I’m Doug Mastriano, and I get to appoint the secretary of state who’s delegated from me the power to make the corrections to elections, the voting logs and everything. I could decertify every machine in the state with the stroke of a pen via the secretary of state. I already had the secretary of state picked out. It’s a world-class person that knows voting integrity better than anyone else in the nation, I think, and I already have a team that’s gonna be built around that individual.

Yesterday, with Trump’s endorsement, Pennsylvania Republicans put him one step closer to the governor’s mansion.

In April, Mastriano spoke at a far-right Christian conference, Patriots Arise for God and Country, which was organized by “Francine and Allen Fodsick, self-described prophets who have long promoted QAnon”, according to the Philadelphia Inquirer. At the outset of the event, organizers played a video “claiming the world is experiencing a ‘great awakening’ that will expose ‘ritual child sacrifice’ and a ‘global satanic blood cult’”. The QAnon conspiracy alleges that top Democratic officials and celebrities are Satan-worshipers running a secret child sex-trafficking ring. The video also featured allegations that 9/11 was a false flag, vaccines are “genocide therapy”, and Hitler faked his death.

Last year, the Fodsicks promoted Mastriano on promotional material for the event, but Mastriano said he would not attend. At the time, a spokesman said Mastriano “strongly condemns the ‘Q anon’ conspiracy theory” and “never committed to speak at this event but sadly was used to help promote it with his picture on the invite”.

Last month, Mastriano attended as a featured speaker, using his remarks to complain about the “persecution and oppression” he was subjected to for contesting the 2020 presidential election. The Fodsicks auctioned a portrait of Trump for $4,000 during the event, with the proceeds going to Mastriano’s campaign. This year, his campaign did not respond to a request for comment by the Philadelphia Inquirer.

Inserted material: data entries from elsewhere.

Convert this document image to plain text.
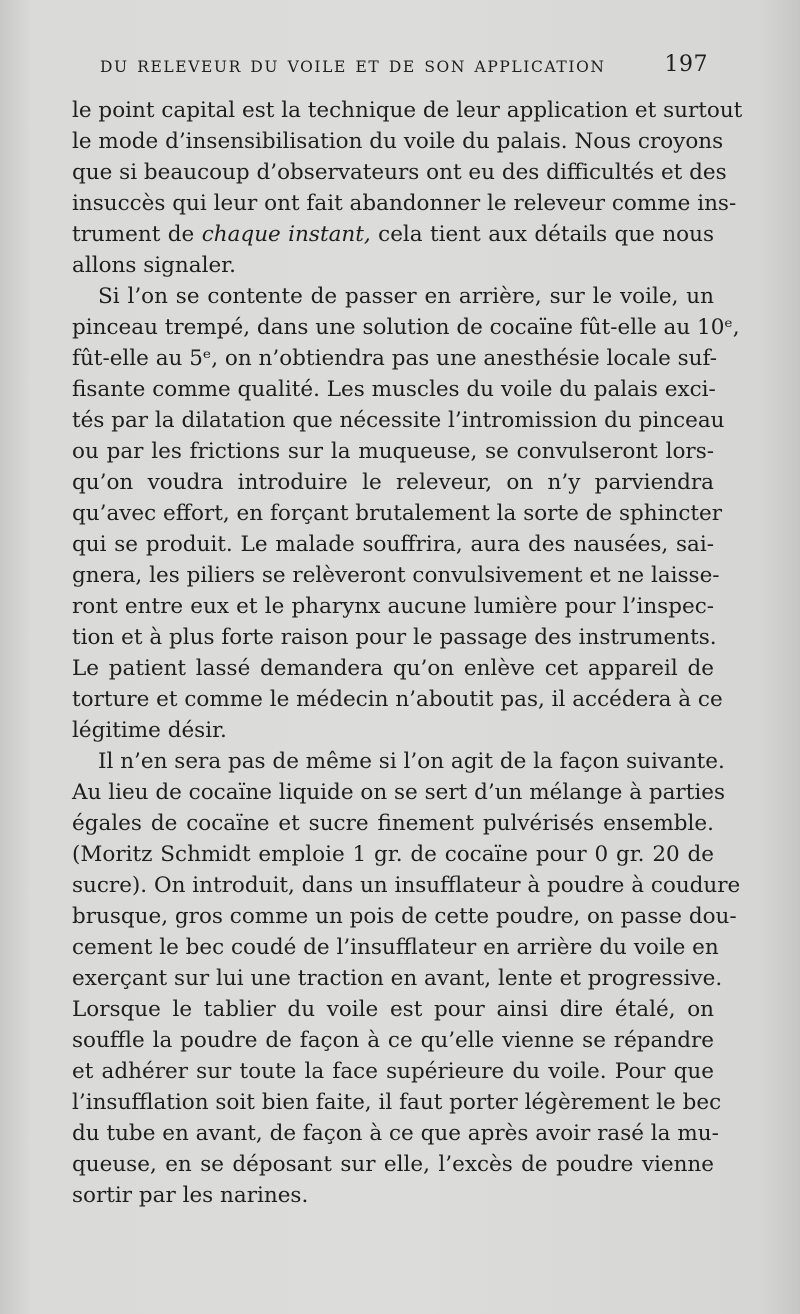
DU RELEVEUR DU VOILE ET DE SON APPLICATION	197
le point capital est la technique de leur application et surtout
le mode d’insensibilisation du voile du palais. Nous croyons
que si beaucoup d’observateurs ont eu des difficultés et des
insuccès qui leur ont fait abandonner le releveur comme ins-
trument de chaque instant, cela tient aux détails que nous
allons signaler.
Si l’on se contente de passer en arrière, sur le voile, un
pinceau trempé, dans une solution de cocaïne fût-elle au 10ᵉ,
fût-elle au 5ᵉ, on n’obtiendra pas une anesthésie locale suf-
fisante comme qualité. Les muscles du voile du palais exci-
tés par la dilatation que nécessite l’intromission du pinceau
ou par les frictions sur la muqueuse, se convulseront lors-
qu’on voudra introduire le releveur, on n’y parviendra
qu’avec effort, en forçant brutalement la sorte de sphincter
qui se produit. Le malade souffrira, aura des nausées, sai-
gnera, les piliers se relèveront convulsivement et ne laisse-
ront entre eux et le pharynx aucune lumière pour l’inspec-
tion et à plus forte raison pour le passage des instruments.
Le patient lassé demandera qu’on enlève cet appareil de
torture et comme le médecin n’aboutit pas, il accédera à ce
légitime désir.
Il n’en sera pas de même si l’on agit de la façon suivante.
Au lieu de cocaïne liquide on se sert d’un mélange à parties
égales de cocaïne et sucre finement pulvérisés ensemble.
(Moritz Schmidt emploie 1 gr. de cocaïne pour 0 gr. 20 de
sucre). On introduit, dans un insufflateur à poudre à coudure
brusque, gros comme un pois de cette poudre, on passe dou-
cement le bec coudé de l’insufflateur en arrière du voile en
exerçant sur lui une traction en avant, lente et progressive.
Lorsque le tablier du voile est pour ainsi dire étalé, on
souffle la poudre de façon à ce qu’elle vienne se répandre
et adhérer sur toute la face supérieure du voile. Pour que
l’insufflation soit bien faite, il faut porter légèrement le bec
du tube en avant, de façon à ce que après avoir rasé la mu-
queuse, en se déposant sur elle, l’excès de poudre vienne
sortir par les narines.
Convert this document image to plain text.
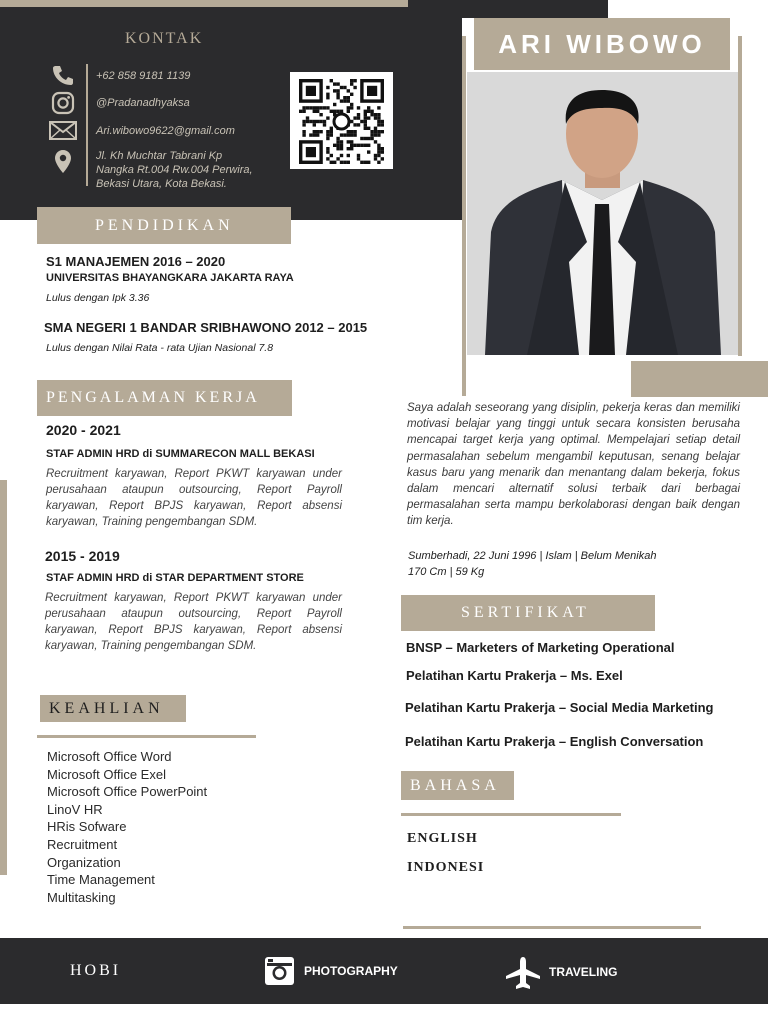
KONTAK
+62 858 9181 1139
@Pradanadhyaksa
Ari.wibowo9622@gmail.com
Jl. Kh Muchtar Tabrani Kp
Nangka Rt.004 Rw.004 Perwira,
Bekasi Utara, Kota Bekasi.
ARI WIBOWO
PENDIDIKAN
S1 MANAJEMEN 2016 – 2020
UNIVERSITAS BHAYANGKARA JAKARTA RAYA
Lulus dengan Ipk 3.36
SMA NEGERI 1 BANDAR SRIBHAWONO 2012 – 2015
Lulus dengan Nilai Rata - rata Ujian Nasional 7.8
PENGALAMAN KERJA
2020 - 2021
STAF ADMIN HRD di SUMMARECON MALL BEKASI
Recruitment karyawan, Report PKWT karyawan under perusahaan ataupun outsourcing, Report Payroll karyawan, Report BPJS karyawan, Report absensi karyawan, Training pengembangan SDM.
2015 - 2019
STAF ADMIN HRD di STAR DEPARTMENT STORE
Recruitment karyawan, Report PKWT karyawan under perusahaan ataupun outsourcing, Report Payroll karyawan, Report BPJS karyawan, Report absensi karyawan, Training pengembangan SDM.
KEAHLIAN
Microsoft Office Word
Microsoft Office Exel
Microsoft Office PowerPoint
LinoV HR
HRis Sofware
Recruitment
Organization
Time Management
Multitasking
Saya adalah seseorang yang disiplin, pekerja keras dan memiliki motivasi belajar yang tinggi untuk secara konsisten berusaha mencapai target kerja yang optimal. Mempelajari setiap detail permasalahan sebelum mengambil keputusan, senang belajar kasus baru yang menarik dan menantang dalam bekerja, fokus dalam mencari alternatif solusi terbaik dari berbagai permasalahan serta mampu berkolaborasi dengan baik dengan tim kerja.
Sumberhadi, 22 Juni 1996 | Islam | Belum Menikah
170 Cm | 59 Kg
SERTIFIKAT
BNSP – Marketers of Marketing Operational
Pelatihan Kartu Prakerja – Ms. Exel
Pelatihan Kartu Prakerja – Social Media Marketing
Pelatihan Kartu Prakerja – English Conversation
BAHASA
ENGLISH
INDONESI
HOBI	PHOTOGRAPHY	TRAVELING
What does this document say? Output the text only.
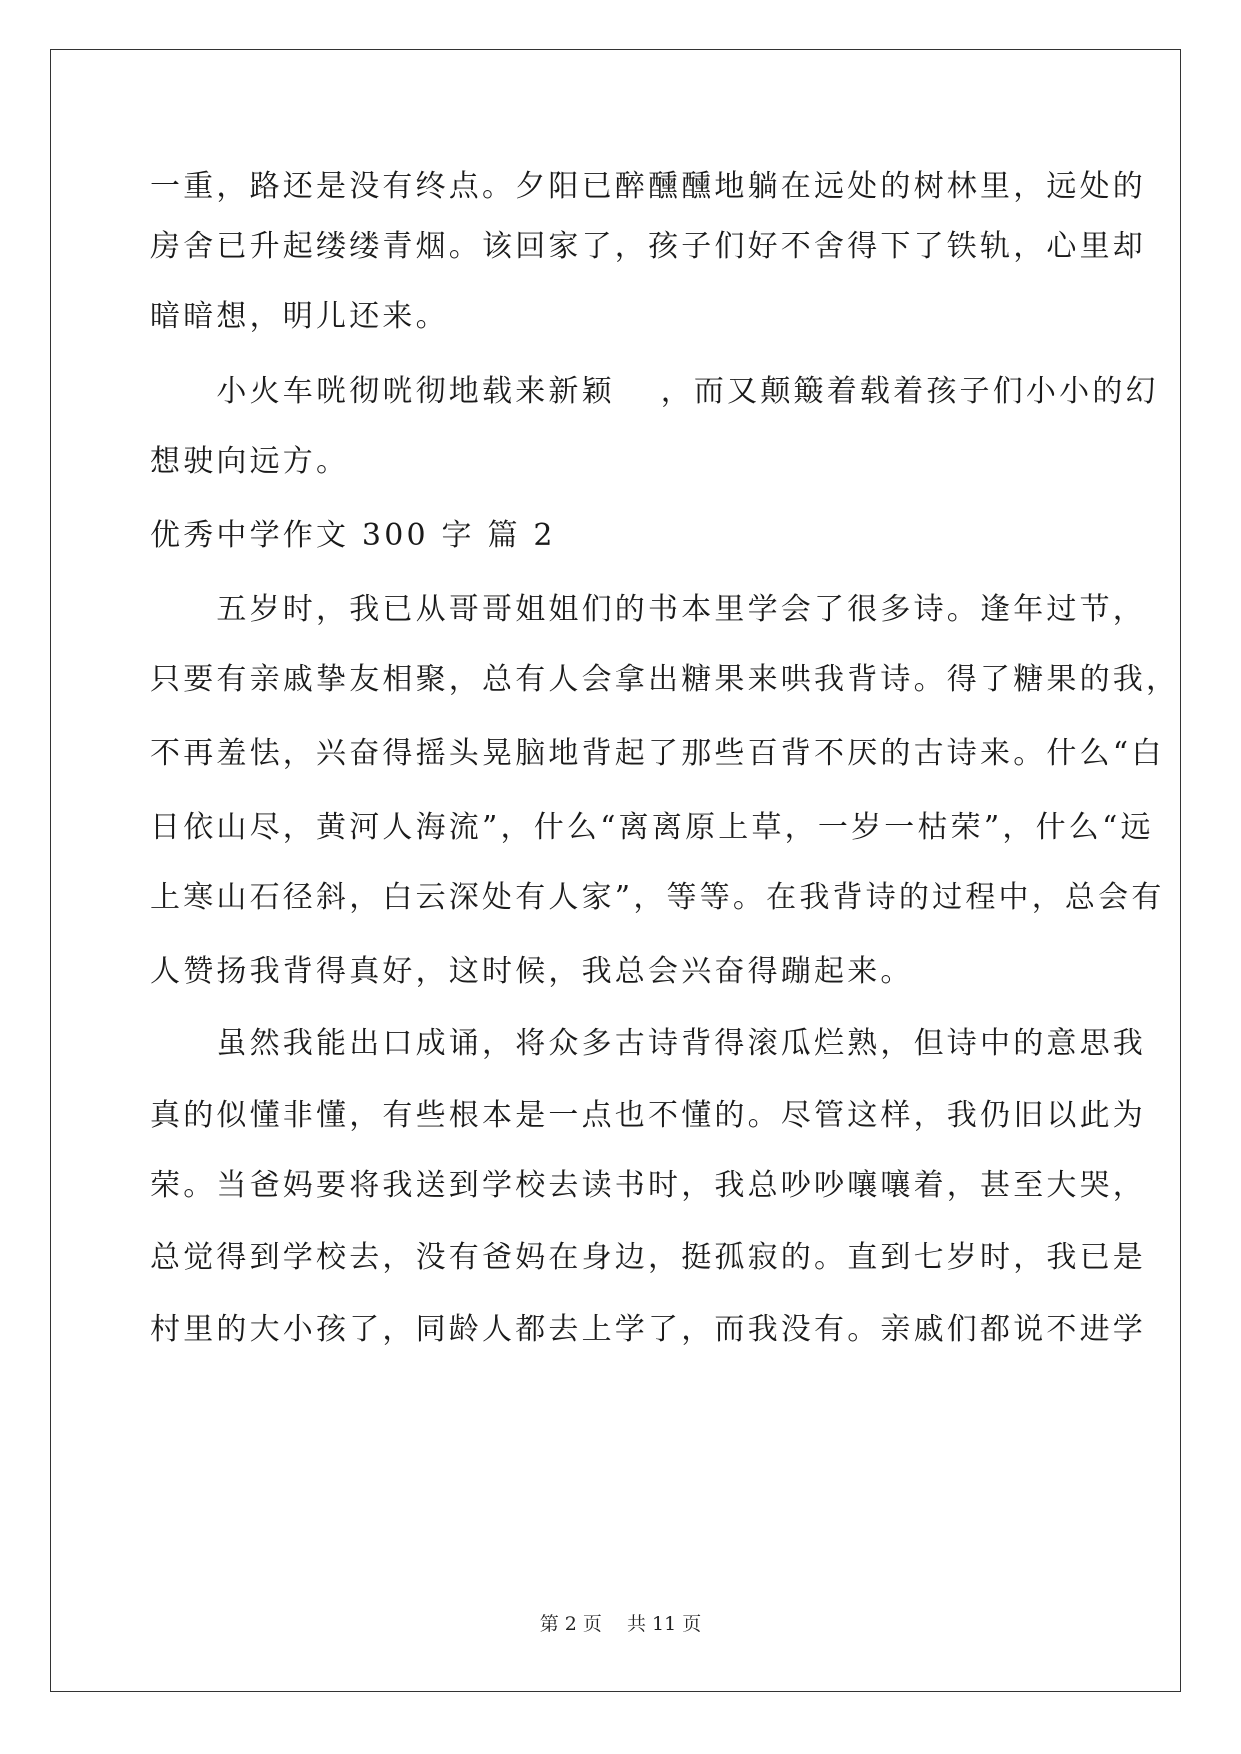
一重，路还是没有终点。夕阳已醉醺醺地躺在远处的树林里，远处的
房舍已升起缕缕青烟。该回家了，孩子们好不舍得下了铁轨，心里却
暗暗想，明儿还来。
　　小火车咣彻咣彻地载来新颖　 ，而又颠簸着载着孩子们小小的幻
想驶向远方。
优秀中学作文 300 字 篇 2
　　五岁时，我已从哥哥姐姐们的书本里学会了很多诗。逢年过节，
只要有亲戚挚友相聚，总有人会拿出糖果来哄我背诗。得了糖果的我，
不再羞怯，兴奋得摇头晃脑地背起了那些百背不厌的古诗来。什么“白
日依山尽，黄河人海流”，什么“离离原上草，一岁一枯荣”，什么“远
上寒山石径斜，白云深处有人家”，等等。在我背诗的过程中，总会有
人赞扬我背得真好，这时候，我总会兴奋得蹦起来。
　　虽然我能出口成诵，将众多古诗背得滚瓜烂熟，但诗中的意思我
真的似懂非懂，有些根本是一点也不懂的。尽管这样，我仍旧以此为
荣。当爸妈要将我送到学校去读书时，我总吵吵嚷嚷着，甚至大哭，
总觉得到学校去，没有爸妈在身边，挺孤寂的。直到七岁时，我已是
村里的大小孩了，同龄人都去上学了，而我没有。亲戚们都说不进学
第 2 页　 共 11 页
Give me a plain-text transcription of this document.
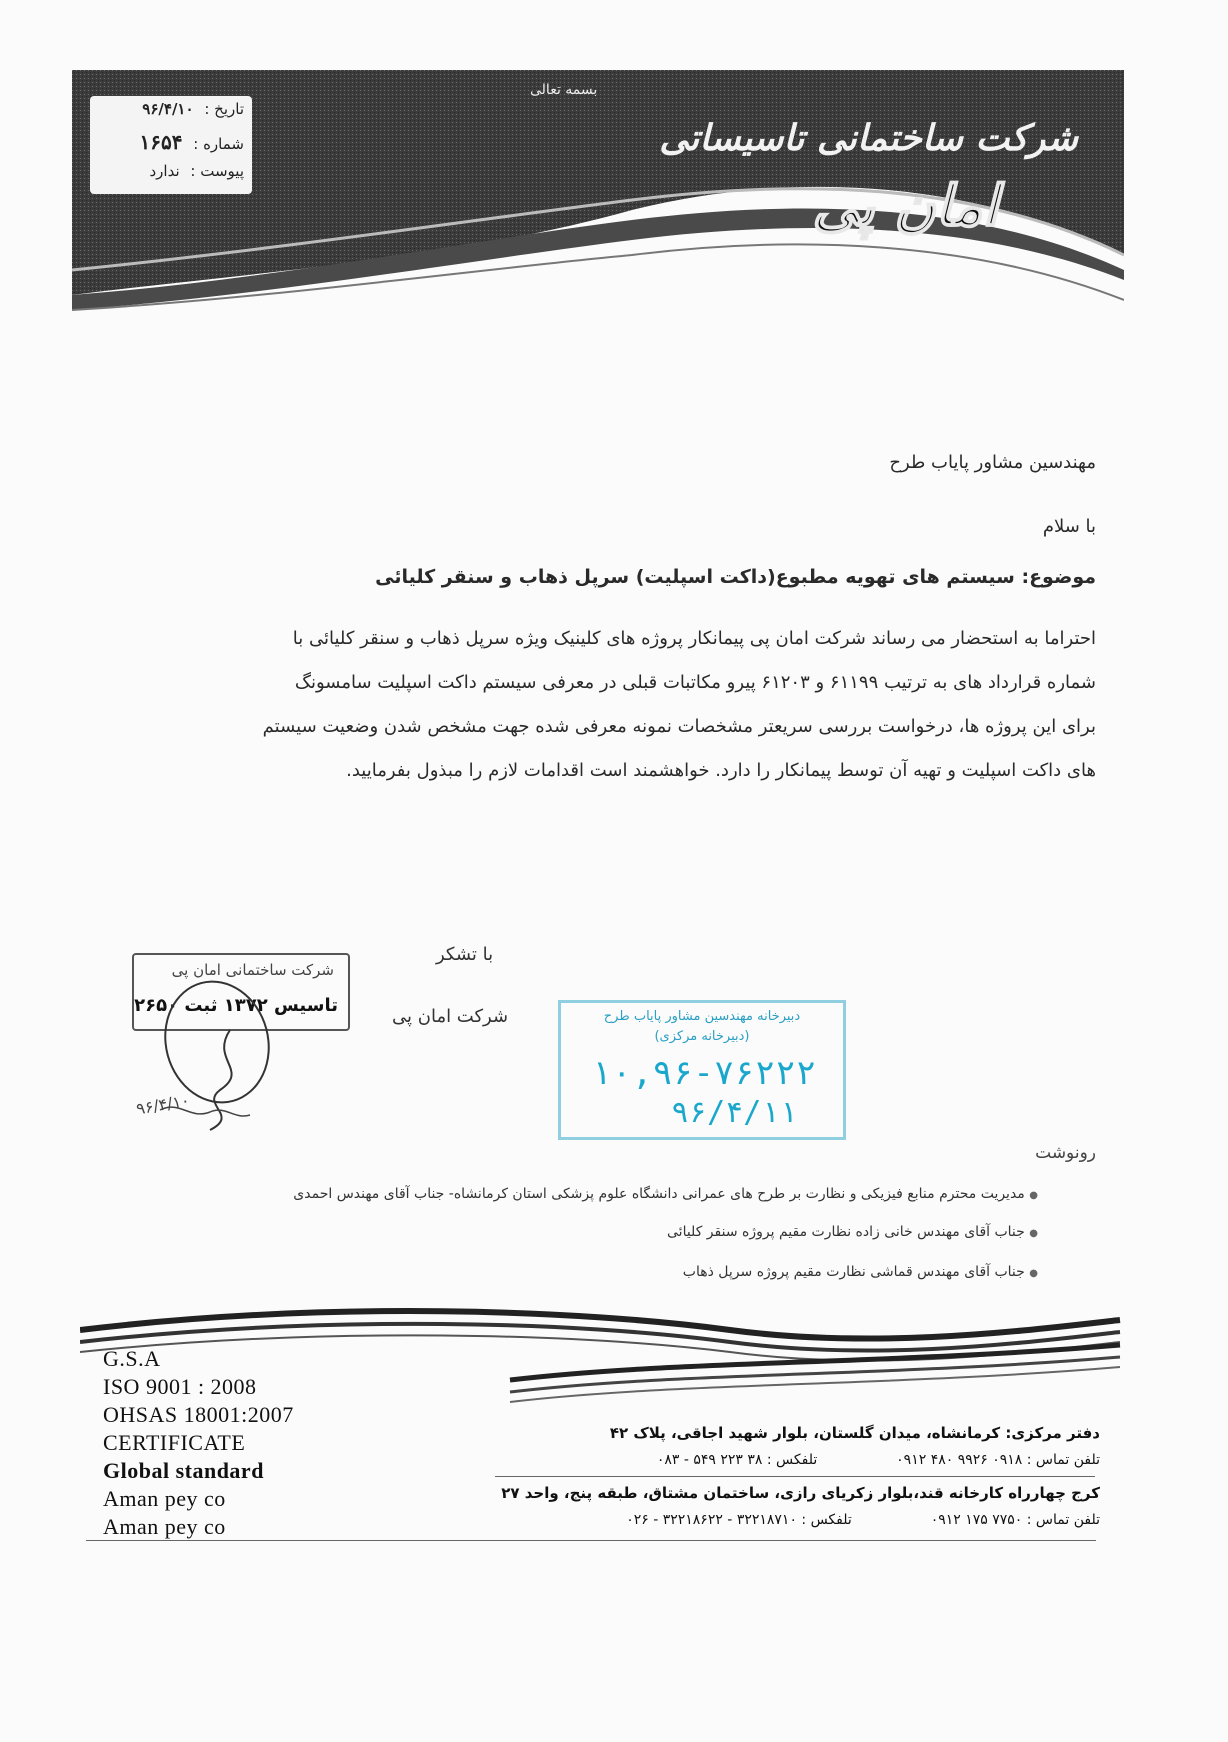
بسمه تعالی
شرکت ساختمانی تاسیساتی
امان پی
تاریخ : ۹۶/۴/۱۰
شماره : ۱۶۵۴
پیوست : ندارد
مهندسین مشاور پایاب طرح
با سلام
موضوع: سیستم های تهویه مطبوع(داکت اسپلیت) سرپل ذهاب و سنقر کلیائی
احتراما به استحضار می رساند شرکت امان پی پیمانکار پروژه های کلینیک ویژه سرپل ذهاب و سنقر کلیائی با
شماره قرارداد های به ترتیب ۶۱۱۹۹ و ۶۱۲۰۳ پیرو مکاتبات قبلی در معرفی سیستم داکت اسپلیت سامسونگ
برای این پروژه ها، درخواست بررسی سریعتر مشخصات نمونه معرفی شده جهت مشخص شدن وضعیت سیستم
های داکت اسپلیت و تهیه آن توسط پیمانکار را دارد. خواهشمند است اقدامات لازم را مبذول بفرمایید.
با تشکر
شرکت امان پی
شرکت ساختمانی امان پی
تاسیس ۱۳۷۲ ثبت ۲۶۵۰
۹۶/۴/۱۰
دبیرخانه مهندسین مشاور پایاب طرح
(دبیرخانه مرکزی)
۱۰,۹۶-۷۶۲۲۲
۹۶/۴/۱۱
رونوشت
● مدیریت محترم منابع فیزیکی و نظارت بر طرح های عمرانی دانشگاه علوم پزشکی استان کرمانشاه- جناب آقای مهندس احمدی
● جناب آقای مهندس خانی زاده نظارت مقیم پروژه سنقر کلیائی
● جناب آقای مهندس قماشی نظارت مقیم پروژه سرپل ذهاب
G.S.A
ISO 9001 : 2008
OHSAS 18001:2007
CERTIFICATE
Global standard
Aman pey co
Aman pey co
دفتر مرکزی: کرمانشاه، میدان گلستان، بلوار شهید اجاقی، پلاک ۴۲
تلفن تماس : ۰۹۱۸ ۹۹۲۶ ۴۸۰ ۰۹۱۲  تلفکس : ۳۸ ۲۲۳ ۵۴۹ - ۰۸۳
کرج چهارراه کارخانه قند،بلوار زکریای رازی، ساختمان مشتاق، طبقه پنج، واحد ۲۷
تلفن تماس : ۷۷۵۰ ۱۷۵ ۰۹۱۲  تلفکس : ۳۲۲۱۸۷۱۰ - ۳۲۲۱۸۶۲۲ - ۰۲۶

In a 31 March appearance at the PA Pro Life Coalition, Mastriano said supporters of abortion rights wanted to “wipe out” Black and Latino communities. He said he believed “that’s a baby from Day 1 – at conception”. Mastriano said “my objective, of course, is to save life at conception and not play games”.

In a 27 April debate, Mastriano said opposition to abortion is his “No 1 issue”. The first bill he introduced in the Pennsylvania senate was a “heartbeat” bill – which would ban abortion after six weeks, before many women know they are pregnant. But Mastriano said that, as Pennsylvania’s governor, he would “work our way” toward a total abortion ban from conception. Mastriano made clear that he doesn’t support any “exceptions” to abortion bans for rape, incest or life of the mother.

Mastriano’s position on abortion reflect his Christian nationalist worldview. Christian nationalism, the New Yorker reports, is rooted in “the idea that God intended America to be a Christian nation”. During his time as a military intelligence officer in Iraq and Afghanistan he “developed a dim view of Islam”. He has frequently “spread Islamophobic memes online”, including “a conspiracy theory that Ilhan Omar, the Democratic congresswoman from Minnesota, directed fellow-Muslims to throw a five-year-old over a balcony”.

After retiring from the military and successfully running for office in 2019, Mastriano “began attending events held by a movement called the New Apostolic Reformation”. Members of the New Apostolic Reformation believe “that God speaks to them directly, and that they have been tasked with battling real-world demons who control global leaders”. (Mastriano says he has not “worked directly” with the group.)

In the legislature, Mastriano has supported a bill that “would have mandated teaching the Bible in public schools and would have made it legal for adoption agencies to discriminate against same-sex couples”.”